Shares in global luxury goods groups rise after China further eases some COVID-19 restrictions

Shares in global luxury goods groups, which rely heavily on Chinese shoppers, rose on Tuesday after Beijing further relaxed some COVID restrictions that had been in place for the past three years, fuelling hopes of a full-blown reopening soon.

China will stop requiring inbound travellers to go into quarantine starting from Jan. 8, the National Health Commission said on Monday in a major step toward easing curbs on its borders, which have been largely shut since 2020.

News of the loosening lifted stock markets worldwide, with luxury shares in particular benefiting.
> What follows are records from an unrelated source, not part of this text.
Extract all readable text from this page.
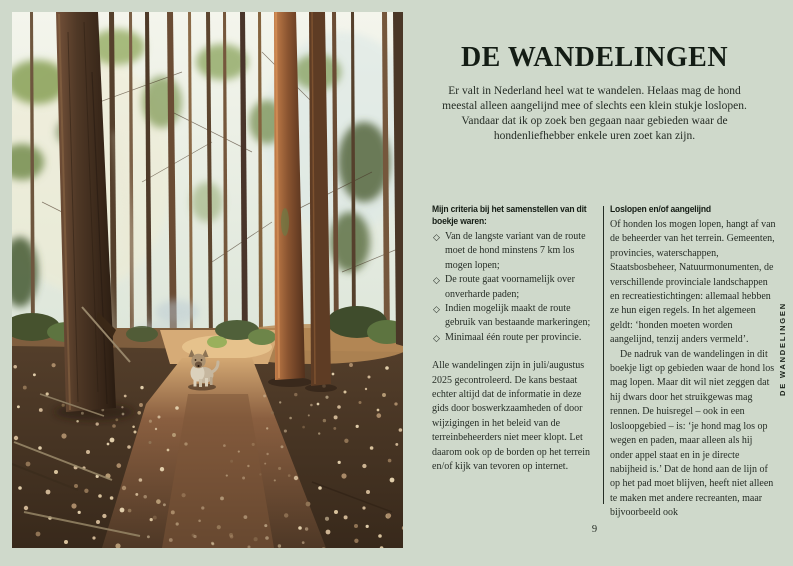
DE WANDELINGEN

Er valt in Nederland heel wat te wandelen. Helaas mag de hond meestal alleen aangelijnd mee of slechts een klein stukje loslopen. Vandaar dat ik op zoek ben gegaan naar gebieden waar de hondenliefhebber enkele uren zoet kan zijn.

Mijn criteria bij het samenstellen van dit boekje waren:
◇ Van de langste variant van de route moet de hond minstens 7 km los mogen lopen;
◇ De route gaat voornamelijk over onverharde paden;
◇ Indien mogelijk maakt de route gebruik van bestaande markeringen;
◇ Minimaal één route per provincie.

Alle wandelingen zijn in juli/augustus 2025 gecontroleerd. De kans bestaat echter altijd dat de informatie in deze gids door boswerkzaamheden of door wijzigingen in het beleid van de terreinbeheerders niet meer klopt. Let daarom ook op de borden op het terrein en/of kijk van tevoren op internet.

Loslopen en/of aangelijnd

Of honden los mogen lopen, hangt af van de beheerder van het terrein. Gemeenten, provincies, waterschappen, Staatsbosbeheer, Natuurmonumenten, de verschillende provinciale landschappen en recreatiestichtingen: allemaal hebben ze hun eigen regels. In het algemeen geldt: ‘honden moeten worden aangelijnd, tenzij anders vermeld’.

De nadruk van de wandelingen in dit boekje ligt op gebieden waar de hond los mag lopen. Maar dit wil niet zeggen dat hij dwars door het struikgewas mag rennen. De huisregel – ook in een losloopgebied – is: ‘je hond mag los op wegen en paden, maar alleen als hij onder appel staat en in je directe nabijheid is.’ Dat de hond aan de lijn of op het pad moet blijven, heeft niet alleen te maken met andere recreanten, maar bijvoorbeeld ook

9
DE WANDELINGEN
Shares in LVMH, the world’s biggest luxury group and Europe’s No. 1 company by market capitalization, were up 2.7 per cent while Cartier-owner Richemont rose almost 4 per cent.

China, which is gradually moving away from a strict zero-COVID policy that battered its economy, kept consumers indoors and sparked a wave of public discontent, accounts for 21 per cent of the world’s €350-billion luxury goods market, behind North America and Europe.

Before the current slowdown, it had for years been the fastest growing region, with young, urban, middle class professionals powering the luxury market by splashing out on Hermes’ €10,000-plus ($14,384) Birkin handbags and Gucci’s €1,000 fur-lined loafers.

It is expected to become the top market for the industry by 2025 and already generates about 35 per cent of annual sales at Gucci, French group Kering’s star brand; 27 per cent for rival LVMH’s fashion and leather goods division; and 26 per cent for Hermes.

With Europe facing an energy crisis and the U.S. economy also cooling owing to higher interest rates, China is looking to a recovery next year and the luxury world is hoping to take advantage of that.

However, some analysts said investors should not get carried away.

“With infection rates still increasing [in China] it won’t necessarily mean international trade will snap back to prepandemic levels super quickly,” said Susannah Streeter, senior investment and markets analyst at Hargreaves Lansdown.

“Recovery may still be slow, particularly given the caution among consumers, and is likely to build in popular holiday shopping destinations regionally first,” she said. “Brands will be gearing up for the return of wealthy, globe-trotting Chinese tourists.”

According to a recent report by the McKinsey consultancy, while non-luxury fashion sales are expected to rise between 2 per cent and 7 per cent in 2023, luxury sales should climb 9 per cent to 14 per cent over the same period.

“China will likely remain a core market for fashion consumption in the long term, with significant untapped opportunities among a customer base whose sentiment for luxury brands in particular is holding strong,” it said.